Issues at Southern Health came to light after Connor Sparrowhawk, 18, drowned in a bath at an Oxford facility.

Its previous chief executive, Katrina Percy, resigned in October last year.

A report, leaked to the BBC in 2015, showed that of the 722 unexpected deaths at the trust between 2011 and 2015, only 272 were investigated.

It described a "failure of leadership" and said investigations that did take place took too long, were of "poor" quality and when concerns were raised by coroners and others "no effective action was taken".

The trust has also appointed three new non-executive directors since the board of directors quit in March, as well as a director of workforce and chairwoman.

Image source, JusticeforLB
Image caption,
Connor Sparrowhawk died at a Southern Health facility in Oxford

Trust chairwoman Lynne Hunt said: "Nick brings with him an incredibly positive and kind approach which is centred around the patient and in improving the quality of our services.
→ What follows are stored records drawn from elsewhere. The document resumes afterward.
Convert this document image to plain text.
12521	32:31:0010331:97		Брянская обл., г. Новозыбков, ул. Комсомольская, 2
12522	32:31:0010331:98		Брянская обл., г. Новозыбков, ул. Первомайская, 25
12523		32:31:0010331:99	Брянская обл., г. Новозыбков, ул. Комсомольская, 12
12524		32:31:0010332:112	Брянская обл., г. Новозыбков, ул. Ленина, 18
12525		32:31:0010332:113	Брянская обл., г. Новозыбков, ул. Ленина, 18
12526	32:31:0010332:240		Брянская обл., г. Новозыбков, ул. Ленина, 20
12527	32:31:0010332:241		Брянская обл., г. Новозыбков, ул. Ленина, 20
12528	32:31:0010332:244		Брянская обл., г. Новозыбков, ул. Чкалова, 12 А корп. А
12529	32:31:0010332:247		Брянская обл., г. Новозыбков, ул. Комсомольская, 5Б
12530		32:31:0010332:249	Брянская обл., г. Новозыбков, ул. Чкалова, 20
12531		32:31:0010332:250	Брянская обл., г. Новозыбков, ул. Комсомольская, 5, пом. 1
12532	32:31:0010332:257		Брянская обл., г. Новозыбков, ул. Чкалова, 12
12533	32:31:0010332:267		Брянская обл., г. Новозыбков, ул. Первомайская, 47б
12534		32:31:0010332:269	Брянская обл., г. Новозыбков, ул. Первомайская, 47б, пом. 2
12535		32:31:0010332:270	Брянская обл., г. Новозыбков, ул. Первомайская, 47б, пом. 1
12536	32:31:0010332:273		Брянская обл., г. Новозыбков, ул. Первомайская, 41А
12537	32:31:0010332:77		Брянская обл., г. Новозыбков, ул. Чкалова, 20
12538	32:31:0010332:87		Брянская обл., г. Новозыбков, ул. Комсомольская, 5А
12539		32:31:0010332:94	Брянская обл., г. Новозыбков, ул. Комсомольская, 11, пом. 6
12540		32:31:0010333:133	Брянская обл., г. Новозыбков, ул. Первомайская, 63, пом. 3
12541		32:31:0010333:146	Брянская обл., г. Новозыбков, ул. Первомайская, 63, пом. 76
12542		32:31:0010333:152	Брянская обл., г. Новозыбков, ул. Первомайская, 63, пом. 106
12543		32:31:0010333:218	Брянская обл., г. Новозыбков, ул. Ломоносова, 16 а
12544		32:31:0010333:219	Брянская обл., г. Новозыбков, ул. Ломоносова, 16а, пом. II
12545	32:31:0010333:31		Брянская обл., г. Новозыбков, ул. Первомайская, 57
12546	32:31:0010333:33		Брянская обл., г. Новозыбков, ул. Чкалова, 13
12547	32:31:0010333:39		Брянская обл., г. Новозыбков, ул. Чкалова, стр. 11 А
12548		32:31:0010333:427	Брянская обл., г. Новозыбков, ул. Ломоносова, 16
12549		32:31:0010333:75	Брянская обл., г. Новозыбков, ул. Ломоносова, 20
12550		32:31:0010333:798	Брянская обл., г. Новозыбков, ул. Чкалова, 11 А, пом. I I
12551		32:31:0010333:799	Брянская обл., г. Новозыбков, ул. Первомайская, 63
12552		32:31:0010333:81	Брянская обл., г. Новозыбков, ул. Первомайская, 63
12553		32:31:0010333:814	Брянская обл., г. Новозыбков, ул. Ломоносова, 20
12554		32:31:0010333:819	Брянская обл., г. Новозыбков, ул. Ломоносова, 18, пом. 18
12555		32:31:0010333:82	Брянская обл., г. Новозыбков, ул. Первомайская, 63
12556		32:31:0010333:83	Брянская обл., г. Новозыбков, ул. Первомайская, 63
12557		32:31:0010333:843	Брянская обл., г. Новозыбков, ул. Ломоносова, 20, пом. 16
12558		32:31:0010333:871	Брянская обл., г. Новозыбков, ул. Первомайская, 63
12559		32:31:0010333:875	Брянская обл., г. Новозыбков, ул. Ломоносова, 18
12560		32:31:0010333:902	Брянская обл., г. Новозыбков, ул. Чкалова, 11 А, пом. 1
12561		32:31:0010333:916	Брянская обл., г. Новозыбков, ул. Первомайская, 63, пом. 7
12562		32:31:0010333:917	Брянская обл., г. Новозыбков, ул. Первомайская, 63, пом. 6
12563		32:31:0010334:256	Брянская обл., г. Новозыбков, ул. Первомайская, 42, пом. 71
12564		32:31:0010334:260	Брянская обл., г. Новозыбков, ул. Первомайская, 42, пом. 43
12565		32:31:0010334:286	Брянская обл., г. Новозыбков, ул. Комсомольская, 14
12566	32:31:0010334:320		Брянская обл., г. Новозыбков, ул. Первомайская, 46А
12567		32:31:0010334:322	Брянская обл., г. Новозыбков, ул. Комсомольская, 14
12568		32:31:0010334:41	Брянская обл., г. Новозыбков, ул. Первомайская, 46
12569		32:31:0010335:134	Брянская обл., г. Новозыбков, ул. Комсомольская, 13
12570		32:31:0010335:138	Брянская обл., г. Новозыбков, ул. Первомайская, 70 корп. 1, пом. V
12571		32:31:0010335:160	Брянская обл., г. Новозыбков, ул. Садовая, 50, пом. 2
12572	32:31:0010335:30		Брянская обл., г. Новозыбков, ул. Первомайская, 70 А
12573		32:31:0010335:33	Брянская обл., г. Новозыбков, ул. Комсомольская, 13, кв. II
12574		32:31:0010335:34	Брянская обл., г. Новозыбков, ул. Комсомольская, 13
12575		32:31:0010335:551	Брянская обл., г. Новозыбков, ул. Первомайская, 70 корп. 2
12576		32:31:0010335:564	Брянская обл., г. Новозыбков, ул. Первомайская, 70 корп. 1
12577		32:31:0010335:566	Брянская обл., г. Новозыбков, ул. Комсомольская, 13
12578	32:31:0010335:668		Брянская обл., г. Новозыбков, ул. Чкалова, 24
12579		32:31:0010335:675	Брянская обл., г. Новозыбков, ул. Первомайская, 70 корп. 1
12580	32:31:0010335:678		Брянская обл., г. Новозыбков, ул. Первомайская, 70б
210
"The organisation has made strong progress over the past year and with a newly invigorated board in place I feel confident that we can now go from strength to strength."

Dr Broughton said: "My priority will be to ensure the trust provides the best possible care to all those that use its many services and that our patients are at the centre of all we do.

"To do this we will need to work together and build on some of the strong foundations that are already in place."

A Care Quality Commission report in July said the trust was getting better at investigating incidents, but there was still much to do.